The Piece of Kyoto in Kensington
Written by Sophie, March 2021
Last week I visited the Kyoto Garden in Holland Park. I was hunting for cherry blossom and whilst the garden itself wasn’t in full bloom yet, I still really enjoyed the scenery.
The garden was a gift to London from the city of Kyoto, as a commemoration of the friendship between Great Britain and Japan. In 2012 the Fukushima Garden was opened, a gift from the Embassy of Japan as a thanks for the support of the British people following the disaster that took place there in 2011.
As is typical of a Japanese garden a great deal of care went into to choosing the trees and plants, with seasonality at the forefront.
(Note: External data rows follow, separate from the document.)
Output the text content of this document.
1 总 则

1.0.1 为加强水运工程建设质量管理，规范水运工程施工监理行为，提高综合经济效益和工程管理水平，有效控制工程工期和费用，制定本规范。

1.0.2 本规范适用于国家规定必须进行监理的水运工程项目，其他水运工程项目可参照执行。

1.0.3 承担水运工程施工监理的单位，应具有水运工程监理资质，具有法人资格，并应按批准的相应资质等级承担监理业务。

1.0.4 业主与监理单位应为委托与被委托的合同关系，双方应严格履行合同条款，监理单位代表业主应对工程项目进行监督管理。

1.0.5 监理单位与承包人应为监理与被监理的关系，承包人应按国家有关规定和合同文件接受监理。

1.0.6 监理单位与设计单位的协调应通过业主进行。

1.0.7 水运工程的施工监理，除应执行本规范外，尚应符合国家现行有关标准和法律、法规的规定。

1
This means that no matter when you are visiting there will be beautiful flowers or leaves, for example cherry blossom in spring or red leaves in autumn.
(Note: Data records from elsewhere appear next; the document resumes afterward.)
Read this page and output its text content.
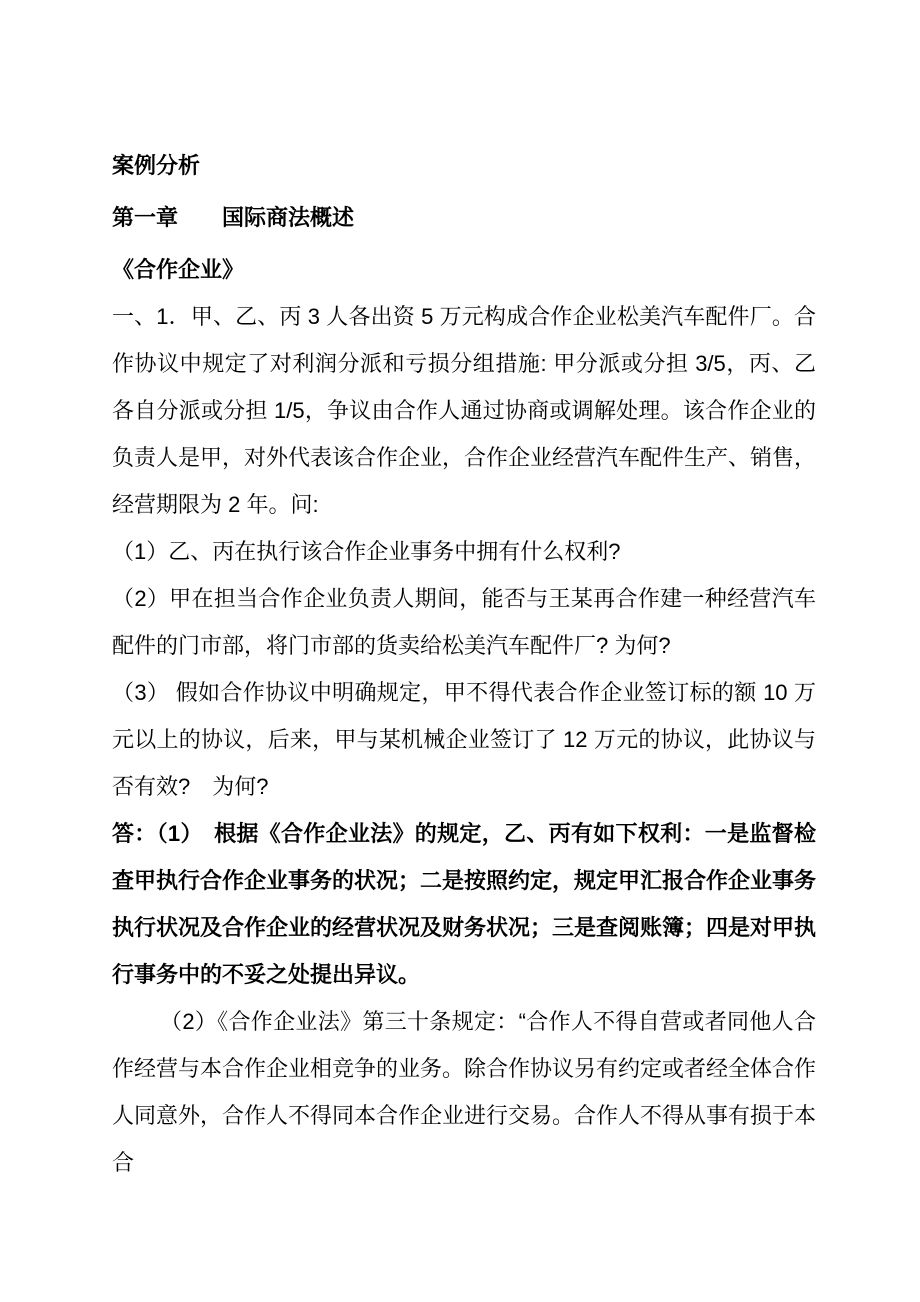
案例分析
第一章　　国际商法概述
《合作企业》

一、1．甲、乙、丙 3 人各出资 5 万元构成合作企业松美汽车配件厂。合作协议中规定了对利润分派和亏损分组措施: 甲分派或分担 3/5，丙、乙各自分派或分担 1/5，争议由合作人通过协商或调解处理。该合作企业的负责人是甲，对外代表该合作企业，合作企业经营汽车配件生产、销售，经营期限为 2 年。问:

（1）乙、丙在执行该合作企业事务中拥有什么权利?

（2）甲在担当合作企业负责人期间，能否与王某再合作建一种经营汽车配件的门市部，将门市部的货卖给松美汽车配件厂? 为何?

（3） 假如合作协议中明确规定，甲不得代表合作企业签订标的额 10 万元以上的协议，后来，甲与某机械企业签订了 12 万元的协议，此协议与否有效?　为何?

答：（1）　根据《合作企业法》的规定，乙、丙有如下权利：一是监督检查甲执行合作企业事务的状况；二是按照约定，规定甲汇报合作企业事务执行状况及合作企业的经营状况及财务状况；三是查阅账簿；四是对甲执行事务中的不妥之处提出异议。

（2）《合作企业法》第三十条规定：“合作人不得自营或者同他人合作经营与本合作企业相竞争的业务。除合作协议另有约定或者经全体合作人同意外，合作人不得同本合作企业进行交易。合作人不得从事有损于本合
The Kyoto garden is a tranquil and calming space, although it can get very busy in summer and at the weekends. There is a waterfall flowing into a koi filled pond, with a stepping stone like bridge. There are also plenty of stone lanterns around, and if you’re lucky you might encounter a peacock.
I was lucky that the garden was pretty empty when I was there, so I sat on a bench for a bit to enjoy the atmosphere. I then wandered around holland park and encountered the most spectacular tree simply bursting with blossom. From Holland Park I made my way to High Street Ken and went to see the ‘Art Deco Style’ window installation by Fiona Grady, one of our HARU artists. The geometric pattern of this installation was very reminiscent of that of the ‘London Style’ piece at the Nishura Showroom, but with shades of blue and green, rather that the bright pinks and purples at Nishura HQ.
I’ll definitely be returning to Holland Park soon to catch the blossom. It’s something that makes spring so special and the abundance of blossoming trees in London makes walking in the city so much more colourful.